If the labor cost will increase 40% in the next 10 years, that means it’ll increase 3. 4% annually, so the NPV of costs will be $73,751,039. If the labor cost will increase 10% annually in the next 10 years, the NPV of costs will be $74,998,037. If the labor cost will increase 40% annually in the next 10 years, the NPV of costs will be $91,424,835. We can see from previous analysis, NPV of Temecula is $94,826,678. So if labor cost will increase differently, we’ll get different NVP. But no matter how big increase it’ll be, our decision will still be outsourcing to china. 2. Electricity Price The current electricity cost in China is 0. 65USD per kilo-watt hour. It is estimated to increase by 20% over the next 10 years. Assuming the electricity cost increase at a certain rate each year, we get the annual increase rate 1. 8% (1. 8% =(1+20%)^(1/10)-1). This estimated rate is probably lower than the actually annual increase because of increasing pressure on environmental records and fuel costs. Thus how much does electricity cost may increase is important and the NPV model output is sensitive to it. However, since the electricity cost in China is so low when converted into USDs, the growth rate doesn’t influence the NPV that much.
For example, experimenting with 5% annual growth, since 5% is significantly larger than 1. 8%, we get NPV = 74,968,548 USDs, whereas 74,376,968 USDs with 1. 8% annual growth. The difference would be 591,580 USDs, which isn’t that significant when putting it in a bigger scope. Also, 5% is an unlikely assumption given the fact that the Chinese is heavily investing in infrastructure to generate more energy. Thus, we think NPV model is not very sensitive to the electricity price. 3. Exchange Rate According to the case, we know that the market expectation was the yuan would appreciate by 20% in next five years.
Since this datum is just an expectation, which means it is inaccurate and uncertain, so that we need to analyze the sensitivity of it. We assume that the annual increase in value of Yuan is 3. 6%, we can get the NPV of costs is $74,376,968. However, if we decrease the rate, say 2%, the NPV of costs turns to be $69,099,021, which means the cost decreases; on the other hand, if we change the rate to 6%, the NPV of costs increases to $81,500,203. So we can conclude that the lower the annual increase in value of Yuan, the lower the NPV of costs. Conclusion
As we stated in the beginning we feel Scotts Miracle Gro should outsource the manufacturing of their to spreaders to China, this is based on the data and sensitivity analysis the group conducted. In addition, one of the questions that we had to examine was whether or not the technology to have “in-mold labeling” was a competitive advantage, and should it be a considered a core capability.
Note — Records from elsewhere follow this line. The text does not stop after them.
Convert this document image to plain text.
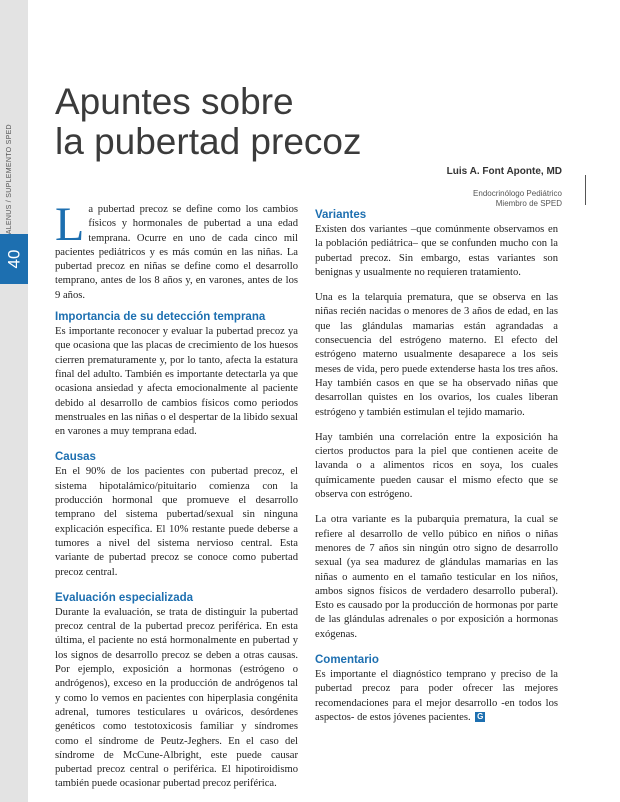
40
Apuntes sobre
la pubertad precoz
Luis A. Font Aponte, MD
Endocrinólogo Pediátrico
Miembro de SPED

La pubertad precoz se define como los cambios físicos y hormonales de pubertad a una edad temprana. Ocurre en uno de cada cinco mil pacientes pediátricos y es más común en las niñas. La pubertad precoz en niñas se define como el desarrollo temprano, antes de los 8 años y, en varones, antes de los 9 años.

Importancia de su detección temprana

Es importante reconocer y evaluar la pubertad precoz ya que ocasiona que las placas de crecimiento de los huesos cierren prematuramente y, por lo tanto, afecta la estatura final del adulto. También es importante detectarla ya que ocasiona ansiedad y afecta emocionalmente al paciente debido al desarrollo de cambios físicos como periodos menstruales en las niñas o el despertar de la libido sexual en varones a muy temprana edad.

Causas

En el 90% de los pacientes con pubertad precoz, el sistema hipotalámico/pituitario comienza con la producción hormonal que promueve el desarrollo temprano del sistema pubertad/sexual sin ninguna explicación específica. El 10% restante puede deberse a tumores a nivel del sistema nervioso central. Esta variante de pubertad precoz se conoce como pubertad precoz central.

Evaluación especializada

Durante la evaluación, se trata de distinguir la pubertad precoz central de la pubertad precoz periférica. En esta última, el paciente no está hormonalmente en pubertad y los signos de desarrollo precoz se deben a otras causas. Por ejemplo, exposición a hormonas (estrógeno o andrógenos), exceso en la producción de andrógenos tal y como lo vemos en pacientes con hiperplasia congénita adrenal, tumores testiculares u ováricos, desórdenes genéticos como testotoxicosis familiar y síndromes como el síndrome de Peutz-Jeghers. En el caso del síndrome de McCune-Albright, este puede causar pubertad precoz central o periférica. El hipotiroidismo también puede ocasionar pubertad precoz periférica.

Variantes

Existen dos variantes –que comúnmente observamos en la población pediátrica– que se confunden mucho con la pubertad precoz. Sin embargo, estas variantes son benignas y usualmente no requieren tratamiento.

Una es la telarquia prematura, que se observa en las niñas recién nacidas o menores de 3 años de edad, en las que las glándulas mamarias están agrandadas a consecuencia del estrógeno materno. El efecto del estrógeno materno usualmente desaparece a los seis meses de vida, pero puede extenderse hasta los tres años. Hay también casos en que se ha observado niñas que desarrollan quistes en los ovarios, los cuales liberan estrógeno y también estimulan el tejido mamario.

Hay también una correlación entre la exposición ha ciertos productos para la piel que contienen aceite de lavanda o a alimentos ricos en soya, los cuales químicamente pueden causar el mismo efecto que se observa con estrógeno.

La otra variante es la pubarquia prematura, la cual se refiere al desarrollo de vello púbico en niños o niñas menores de 7 años sin ningún otro signo de desarrollo sexual (ya sea madurez de glándulas mamarias en las niñas o aumento en el tamaño testicular en los niños, ambos signos físicos de verdadero desarrollo puberal). Esto es causado por la producción de hormonas por parte de las glándulas adrenales o por exposición a hormonas exógenas.

Comentario

Es importante el diagnóstico temprano y preciso de la pubertad precoz para poder ofrecer las mejores recomendaciones para el mejor desarrollo -en todos los aspectos- de estos jóvenes pacientes. G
Although, Scotts Miracle Gro manufactures spreaders, the brand name is about the quality of seed and fertilizers for the do-it-yourself lawn and garden consumer, and not the spreader.
The consumers primarily purchases those products which enhance the look of the garden and lawn, selling spreaders which can disburse their product is ancillary, Scotts wants consumers to buy their seed and fertilizers every season (repeat customer) where as the purchase of a spreader is a one-time purchase every 10 years or more. Therefore, if Scotts can outsource the production of approximately 3 million spreaders to China at a significant cost savings then the company should do so. Cost savings realized should be re-invested into research and development so Scott’s can maintain their competitive edge is this home and garden market.